At first he attacks the prevailing concepts about parties, which, operating under the well-known headings "radical," "liberal," "conservative" (also "aristocratic"), "absolutist" (or "reactionary"), and "juste milieu,"** originate in the view that we "live in a period of transition from an old to new era"; one party wants the new era – the party of "progress" (liberal), the other clings to the old, the "retrograde" (conservative) party. In between are those who want to mediate – the "juste milieu," loved by the one side as a tendency toward reconciliation, hated or despised by the other as a tendency toward weakness. These two major parties, however, contain gradations and varieties. What clings to the old can either stand still (conservative in the narrow sense) or move backwards (reactionary or absolutist). The friends of the new either want progress with the preservation of existing conditions (liberals in the narrow sense), or progress without regard for them – unsparing and from the ground up (radicals). Liberals and radicals are the same in terms of principle, but different in terms of execution.

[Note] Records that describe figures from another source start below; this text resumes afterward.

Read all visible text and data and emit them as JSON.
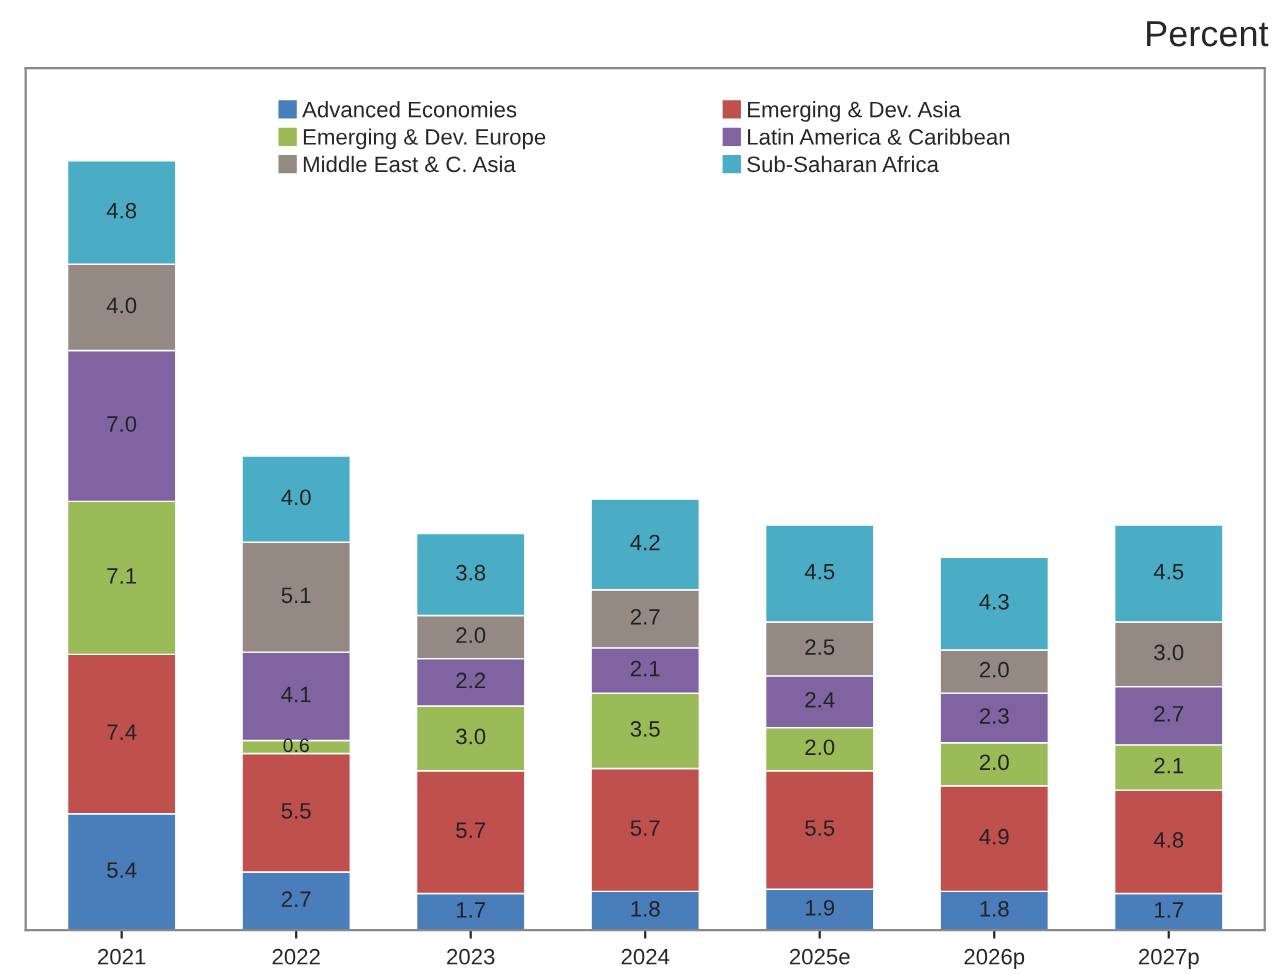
{
  "chart_data": {
    "type": "bar",
    "stacked": true,
    "subtitle": "Percent",
    "categories": [
      "2021",
      "2022",
      "2023",
      "2024",
      "2025e",
      "2026p",
      "2027p"
    ],
    "series": [
      {
        "name": "Advanced Economies",
        "color": "#4a7ebb",
        "values": [
          5.4,
          2.7,
          1.7,
          1.8,
          1.9,
          1.8,
          1.7
        ],
        "value_labels": [
          "5.4",
          "2.7",
          "1.7",
          "1.8",
          "1.9",
          "1.8",
          "1.7"
        ]
      },
      {
        "name": "Emerging & Dev. Asia",
        "color": "#c0504d",
        "values": [
          7.4,
          5.5,
          5.7,
          5.7,
          5.5,
          4.9,
          4.8
        ],
        "value_labels": [
          "7.4",
          "5.5",
          "5.7",
          "5.7",
          "5.5",
          "4.9",
          "4.8"
        ]
      },
      {
        "name": "Emerging & Dev. Europe",
        "color": "#9bbb59",
        "values": [
          7.1,
          0.6,
          3.0,
          3.5,
          2.0,
          2.0,
          2.1
        ],
        "value_labels": [
          "7.1",
          "0.6",
          "3.0",
          "3.5",
          "2.0",
          "2.0",
          "2.1"
        ]
      },
      {
        "name": "Latin America & Caribbean",
        "color": "#8064a2",
        "values": [
          7.0,
          4.1,
          2.2,
          2.1,
          2.4,
          2.3,
          2.7
        ],
        "value_labels": [
          "7.0",
          "4.1",
          "2.2",
          "2.1",
          "2.4",
          "2.3",
          "2.7"
        ]
      },
      {
        "name": "Middle East & C. Asia",
        "color": "#948a83",
        "values": [
          4.0,
          5.1,
          2.0,
          2.7,
          2.5,
          2.0,
          3.0
        ],
        "value_labels": [
          "4.0",
          "5.1",
          "2.0",
          "2.7",
          "2.5",
          "2.0",
          "3.0"
        ]
      },
      {
        "name": "Sub-Saharan Africa",
        "color": "#4bacc6",
        "values": [
          4.8,
          4.0,
          3.8,
          4.2,
          4.5,
          4.3,
          4.5
        ],
        "value_labels": [
          "4.8",
          "4.0",
          "3.8",
          "4.2",
          "4.5",
          "4.3",
          "4.5"
        ]
      }
    ],
    "ylim": [
      0,
      40
    ],
    "legend": "top",
    "grid": false,
    "tick_labels": "x"
  }
}
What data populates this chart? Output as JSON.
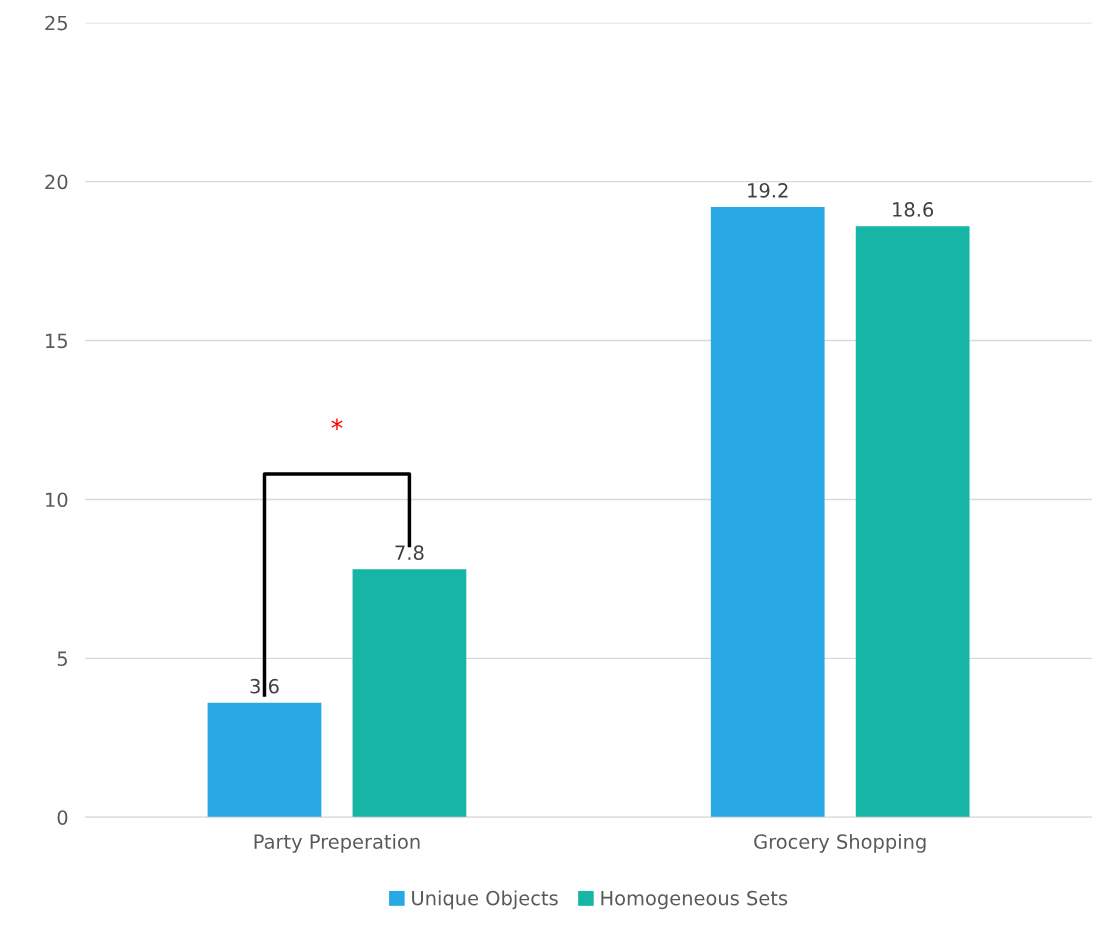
{
  "chart_data": {
    "type": "bar",
    "categories": [
      "Party Preperation",
      "Grocery Shopping"
    ],
    "series": [
      {
        "name": "Unique Objects",
        "color": "#29a8e6",
        "values": [
          3.6,
          19.2
        ]
      },
      {
        "name": "Homogeneous Sets",
        "color": "#16b5a6",
        "values": [
          7.8,
          18.6
        ]
      }
    ],
    "ylim": [
      0,
      25
    ],
    "yticks": [
      0,
      5,
      10,
      15,
      20,
      25
    ],
    "grid": "y",
    "legend": "bottom",
    "data_labels": true,
    "annotations": [
      "*"
    ]
  }
}
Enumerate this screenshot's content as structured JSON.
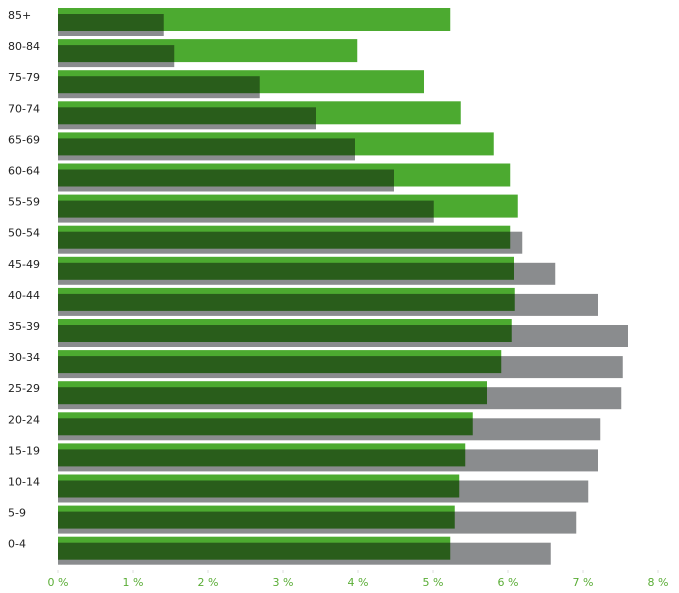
{
  "chart_data": {
    "type": "bar",
    "orientation": "horizontal",
    "categories": [
      "85+",
      "80-84",
      "75-79",
      "70-74",
      "65-69",
      "60-64",
      "55-59",
      "50-54",
      "45-49",
      "40-44",
      "35-39",
      "30-34",
      "25-29",
      "20-24",
      "15-19",
      "10-14",
      "5-9",
      "0-4"
    ],
    "series": [
      {
        "color": "#4caa30",
        "values": [
          5.23,
          3.99,
          4.88,
          5.37,
          5.81,
          6.03,
          6.13,
          6.03,
          6.08,
          6.09,
          6.05,
          5.91,
          5.72,
          5.53,
          5.43,
          5.35,
          5.29,
          5.23
        ]
      },
      {
        "color": "#8a8c8e",
        "values": [
          1.41,
          1.55,
          2.69,
          3.44,
          3.96,
          4.48,
          5.01,
          6.19,
          6.63,
          7.2,
          7.6,
          7.53,
          7.51,
          7.23,
          7.2,
          7.07,
          6.91,
          6.57
        ]
      }
    ],
    "xlim": [
      0,
      8
    ],
    "xticks": [
      {
        "value": 0,
        "label": "0 %"
      },
      {
        "value": 1,
        "label": "1 %"
      },
      {
        "value": 2,
        "label": "2 %"
      },
      {
        "value": 3,
        "label": "3 %"
      },
      {
        "value": 4,
        "label": "4 %"
      },
      {
        "value": 5,
        "label": "5 %"
      },
      {
        "value": 6,
        "label": "6 %"
      },
      {
        "value": 7,
        "label": "7 %"
      },
      {
        "value": 8,
        "label": "8 %"
      }
    ]
  }
}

Radicalism is for some a mistaken extreme, for others the loftiest implication of the liberal principle. One is radical, according to the former, if one applies the principles of "progress" imprudently and without knowledge of conditions, and according to the latter if one knows how to implement them bluntly and energetically. These are the prevailing concepts, Rohmer says [ . . . ].

[ . . . ]

The only way for us to acquire a standard for the proper assessment of parties is to answer the question: What is the immediate aim of partisan struggles, and what, in the first place, does each party want to achieve? Certainly nothing more than the chance to organize the state according to its concepts and wishes. And when this chance has been won, what axiom, what principle, what guiding thought determines this organization? Simply, nothing other than interests. Every party wants to organize the state in its interest, every party, once it has seized power, gives society a form that corresponds most closely to its own interests — It is interests, the different interests around which parties revolve, that form the focal point for all impulses and movements in the realm of the state. The nature of these interests also determines the nature of the parties, gives them their content, their principle, stamps them into what they are, determines their characteristic features, distinguishes them from each other.




* Friedrich Rohmer was a contemporary journalist – ed.
** Literally: "proper center" or golden mean, i.e. moderate, associated with the compromise-oriented policy of France's Orleanist king Louis-Philippe – trans.